The Mining Mart approach
The first component
are operators that perform data transformations such as, e.g., discretization,
handling null values, aggregation of attributes into a new one, or collecting
sequences from time-stamped data. The operators directly access the database
and are capable of handling large masses of data. Machine learning
is not restricted to a data mining step, but is also applicable in preprocessing.
This view offers a variety of learning tasks that are not as well investigated
as is learning classifiers. For instance, an important task is to acquire
events and their duration (i.e. a time interval) on the basis of time
series (i.e. measurements at time points).

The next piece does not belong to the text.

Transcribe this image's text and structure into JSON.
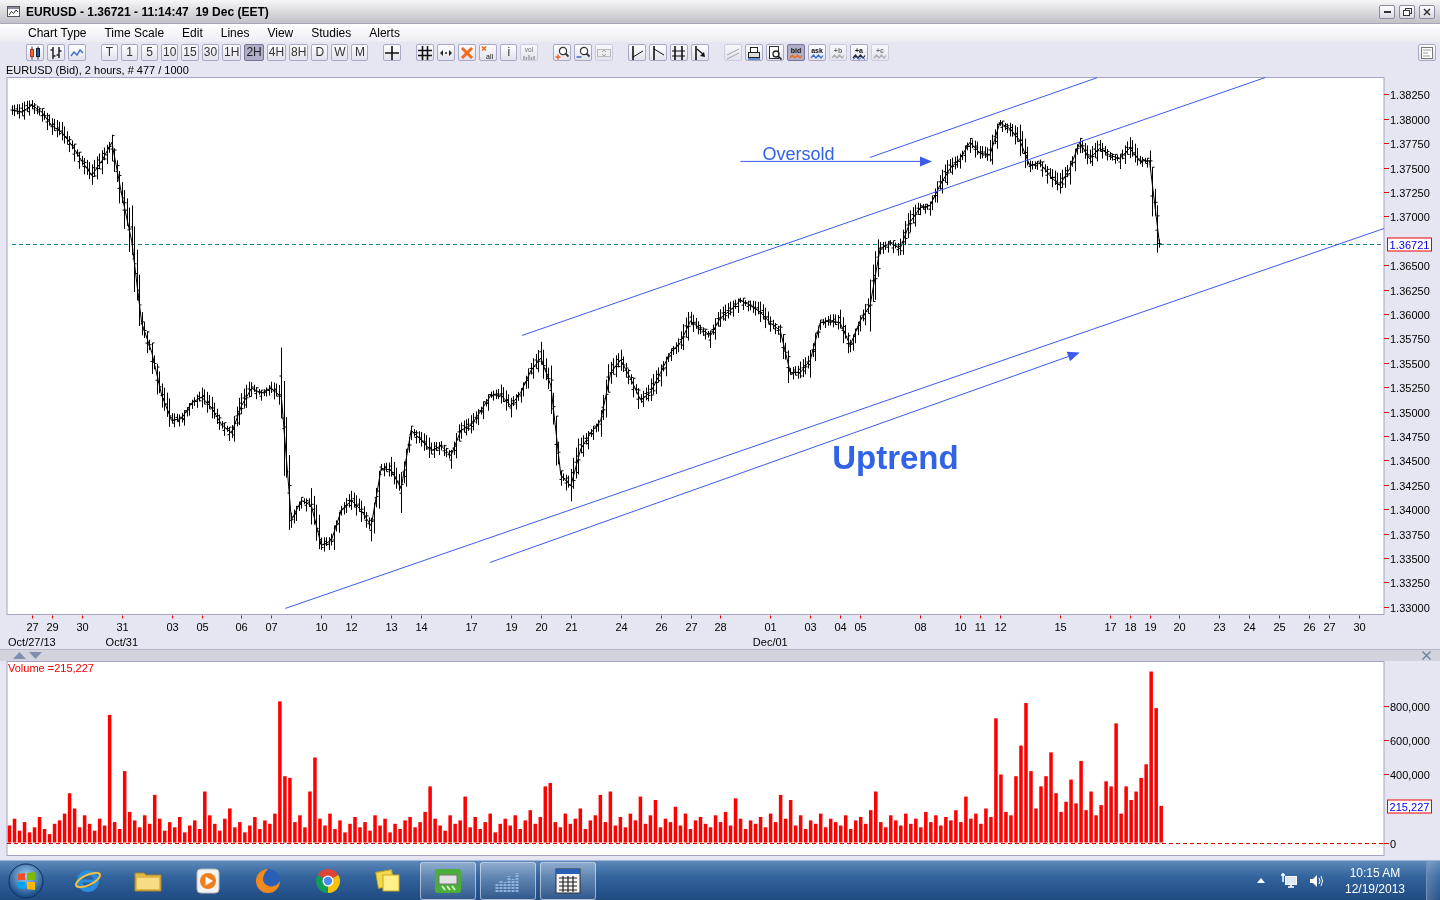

The second component are successful cases of knowledge discovery. Since most of the time is used to find chains of operator applications that lead to good answers to complex questions, it is cumbersome to develop such chains over and over again for very similar discovery tasks and data. Currently, even the same task on data of the same format is implemented anew every time new data are to be analysed. Therefore, the re-use of successful cases would speed up the process considerably. Cases of successful preprocessing are stored for their re-use.
Metadata of cases can be adapted to similar cases. A library of best-practice cases in the form of their meta-data is currently being collected. MiningMart presents cases from areas ranging from on-line monitoring in intensive care to direct mailing actions.The particular approach of the MininjgMart project is to allow the re-use of cases by means of meta-data, also called ontologies. Meta-data describe the data as well as the operator chains. A compiler generates the SQL code according to the meta-data.
Read more about the advantages of meta-data driven software generation.
The MiningMart project has developed a model for meta-data together with its compiler and implements human-computer interfaces that allow database managers and case designers to fill in their application-specific meta-data. The system will support preprocessing and can be used stand-alone or in combination with a toolbox for the data mining step.